© Rafael Balanzá
“Los asesinos lentos” fue publicada por Siruela en marzo de 2010, coincidiendo con las conmociones sociales y políticas que desencadenó la crisis financiera de 2008. Esa debacle económica había llegado a suelo patrio como una tormenta engelante de película apocalíptica, de esas que a medida que avanzan lo congelan todo a su paso. El último número de la revista cultural El Kraken –llevábamos 7 años editándola, sin interrupción-, vio la luz en enero de 2009. Todos los patrocinios se habían caído como fichas de dominó. Nadie tenía dinero para publicidad. Fueron días frustrantes; pero en septiembre de ese mismo año (“a la vida le gustan las simetrías y los leves anacronismos”, dice Borges en El Sur), me llamó a casa Rosa Regás para comunicarme que había ganado el Café Gijón de novela.
En febrero fui a Madrid a presentar el libro ante la prensa y un selecto grupo de invitados, incluyendo corresponsales extranjeros. Yo no contaba con ninguna clase de apoyo extraliterario (presencia en medios de comunicación, cargo relevante en alguna universidad o institución…) y la obra no trataba un tema que supusiera una apuesta segura. A preguntas de los periodistas, la definí como “novela negra sui generis”. Lo cierto era que ni siquiera ofrecía un detective simpático al que agarrarse. El lector debía aceptar un juego exigente y sin concesiones. A día de hoy, sigue siendo un misterio para mí que la novela recibiera la aprobación unánime de la crítica y cosechara un notable éxito comercial: tres ediciones, audiolibro, traducción al italiano…

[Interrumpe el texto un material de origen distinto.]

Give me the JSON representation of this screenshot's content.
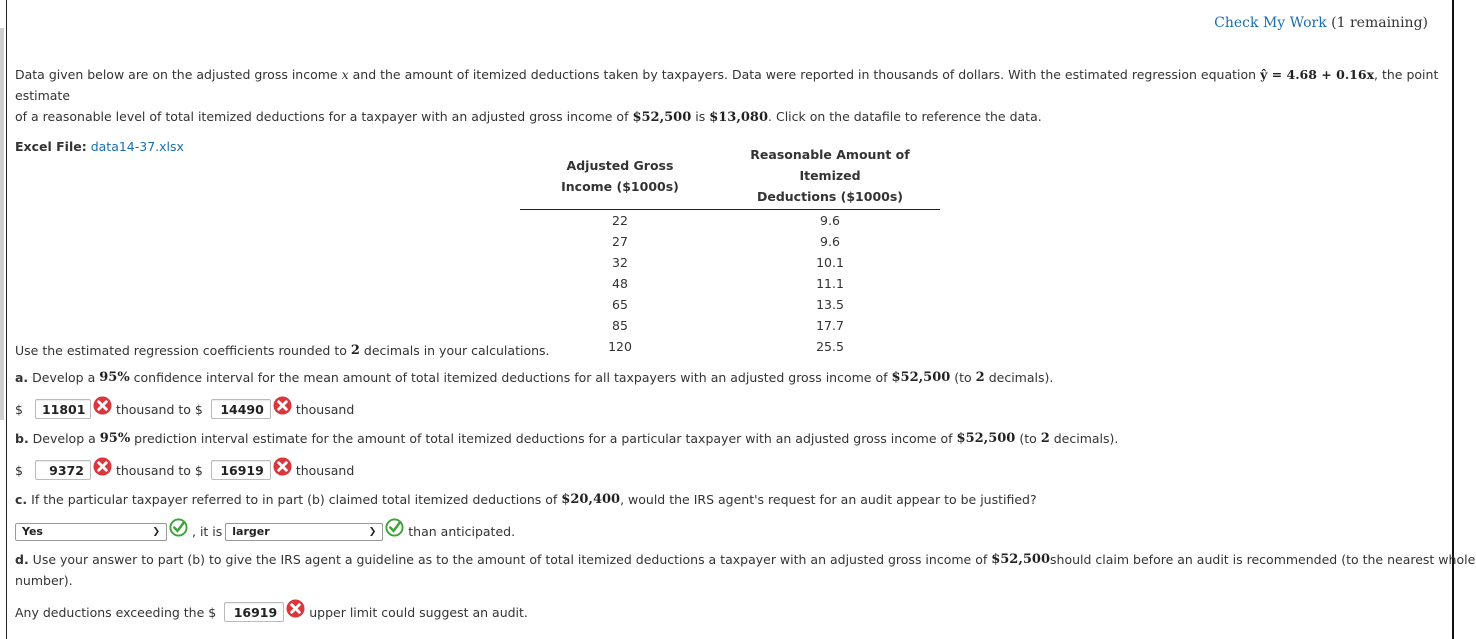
{
  "header": {
    "check_my_work_label": "Check My Work",
    "remaining": "(1 remaining)"
  },
  "intro": {
    "line1_a": "Data given below are on the adjusted gross income ",
    "var_x": "x",
    "line1_b": " and the amount of itemized deductions taken by taxpayers. Data were reported in thousands of dollars. With the estimated regression equation ",
    "equation": "ŷ = 4.68 + 0.16x",
    "line1_c": ", the point estimate",
    "line2_a": "of a reasonable level of total itemized deductions for a taxpayer with an adjusted gross income of ",
    "income": "$52,500",
    "line2_b": " is ",
    "estimate": "$13,080",
    "line2_c": ". Click on the datafile to reference the data."
  },
  "excel": {
    "label": "Excel File:",
    "file": "data14-37.xlsx"
  },
  "table": {
    "headers": [
      [
        "Adjusted Gross",
        "Income ($1000s)"
      ],
      [
        "Reasonable Amount of Itemized",
        "Deductions ($1000s)"
      ]
    ],
    "rows": [
      [
        "22",
        "9.6"
      ],
      [
        "27",
        "9.6"
      ],
      [
        "32",
        "10.1"
      ],
      [
        "48",
        "11.1"
      ],
      [
        "65",
        "13.5"
      ],
      [
        "85",
        "17.7"
      ],
      [
        "120",
        "25.5"
      ]
    ]
  },
  "instruction": {
    "a": "Use the estimated regression coefficients rounded to ",
    "num": "2",
    "b": " decimals in your calculations."
  },
  "part_a": {
    "label": "a.",
    "text1": " Develop a ",
    "pct": "95%",
    "text2": " confidence interval for the mean amount of total itemized deductions for all taxpayers with an adjusted gross income of ",
    "income": "$52,500",
    "text3": " (to ",
    "dec": "2",
    "text4": " decimals).",
    "dollar": "$",
    "lower": "11801",
    "mid": "thousand to $",
    "upper": "14490",
    "unit": "thousand",
    "lower_status": "incorrect",
    "upper_status": "incorrect"
  },
  "part_b": {
    "label": "b.",
    "text1": " Develop a ",
    "pct": "95%",
    "text2": " prediction interval estimate for the amount of total itemized deductions for a particular taxpayer with an adjusted gross income of ",
    "income": "$52,500",
    "text3": " (to ",
    "dec": "2",
    "text4": " decimals).",
    "dollar": "$",
    "lower": "9372",
    "mid": "thousand to $",
    "upper": "16919",
    "unit": "thousand",
    "lower_status": "incorrect",
    "upper_status": "incorrect"
  },
  "part_c": {
    "label": "c.",
    "text1": " If the particular taxpayer referred to in part (b) claimed total itemized deductions of ",
    "amount": "$20,400",
    "text2": ", would the IRS agent's request for an audit appear to be justified?",
    "select1": "Yes",
    "mid": ", it is",
    "select2": "larger",
    "tail": "than anticipated.",
    "select1_status": "correct",
    "select2_status": "correct"
  },
  "part_d": {
    "label": "d.",
    "text1": " Use your answer to part (b) to give the IRS agent a guideline as to the amount of total itemized deductions a taxpayer with an adjusted gross income of ",
    "income": "$52,500",
    "text2": " should claim before an audit is recommended (to the nearest whole",
    "text3": "number).",
    "prefix": "Any deductions exceeding the $",
    "value": "16919",
    "suffix": "upper limit could suggest an audit.",
    "status": "incorrect"
  },
  "colors": {
    "link": "#1a6eb5",
    "incorrect": "#d9363e",
    "correct": "#3aa535"
  }
}
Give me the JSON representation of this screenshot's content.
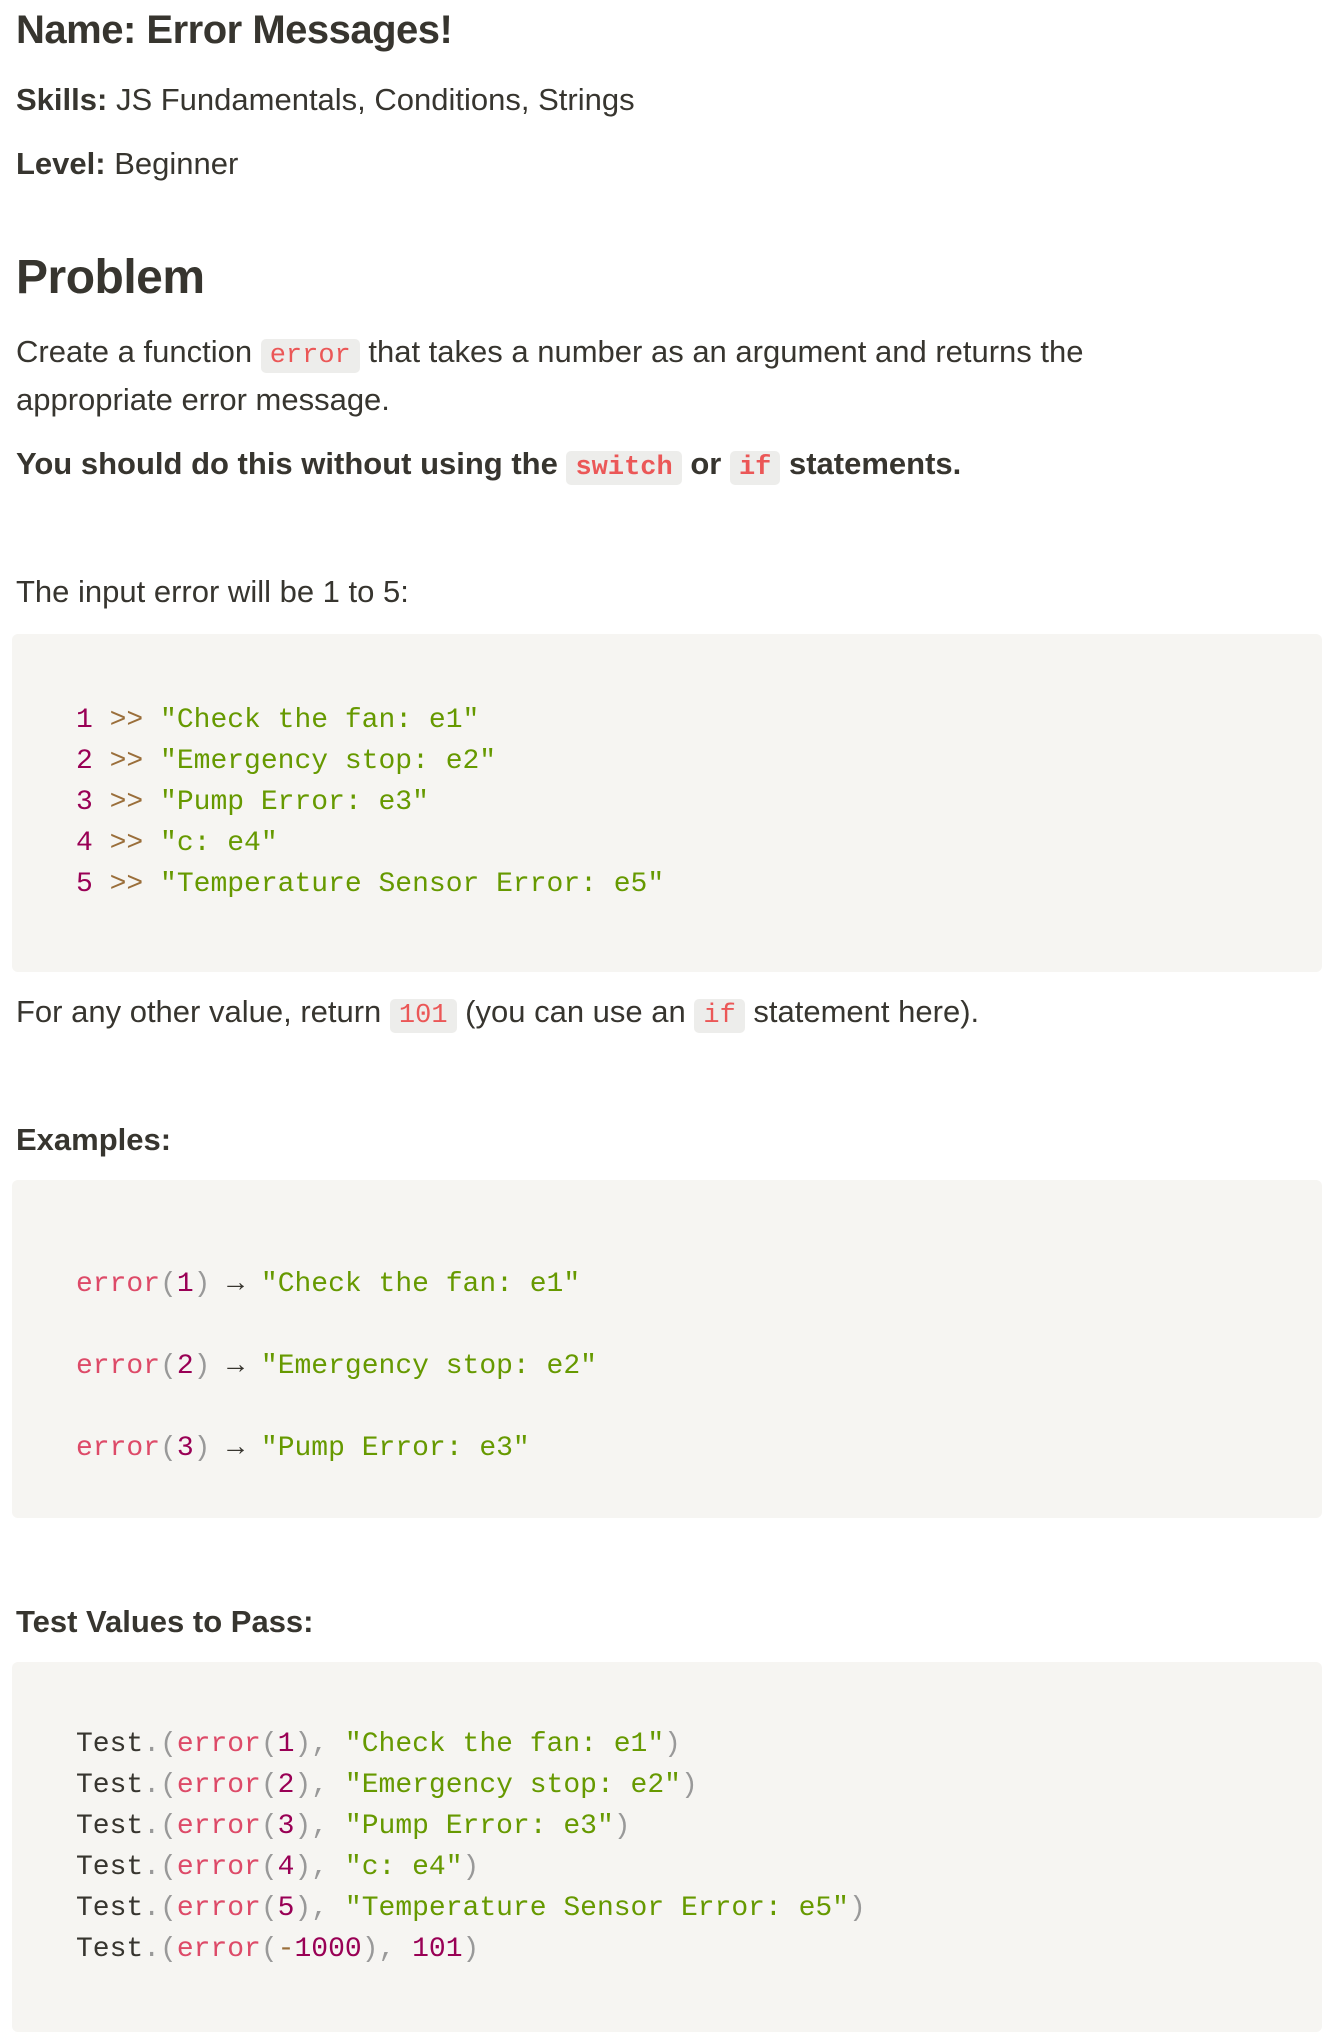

Muchas cosas han cambiado durante estos 15 años. Después de la crisis financiera y del subsiguiente pinchazo de la burbuja editorial, ya nada ha vuelto a ser lo mismo. La crítica literaria es ahora irrelevante. Los últimos grandes referentes (Ricardo Senabre, Rafael Conte) desaparecieron y la literatura de valor artístico tiene hoy un papel marginal. Triunfa la autoedición, pero ni siquiera los best-sellers se venden como antes. Los libros de mayor éxito suelen ser obras de género -folletines históricos y novelas negras de fórmula- o los que explotan temas recurrentes: nazismo, Guerra Civil… Productos seriados que pronto estarán al alcance de la inteligencia artificial. Mientras eso llega, ha aparecido una nueva categoría, la del “lectoescribidor”. Son lectores que durante un tiempo pasan a ser galeotes para las editoriales. Pero si un autor no vende más de 50 mil ejemplares, el aliciente económico es insignificante, comparado con el de los youtubers, por ejemplo; y cuando descubre además que el “prestigio literario” casi no existe -sobre todo en el ámbito comercial- abandona y es sustituido por otro. Félix de Azúa dijo hace unos años que la novela con mayúscula agoniza. Y todo esto coincide (qué casualidad) con un ascenso brutal de la ultraderecha. Después de la pandemia, la narrativa intenta sobrevivir en competencia con series y videojuegos. La llave de la posteridad pronto pasará a la generación de mi hijo. En ese incierto futuro, en el punto de mira de drones, misiles y asteroides, quedarán muy pocos libros de esta época. Sin embargo -sostiene Javier Gomá-, la posteridad, por ilusoria o remota que la consideremos, sigue siendo el objetivo legítimo del verdadero artista.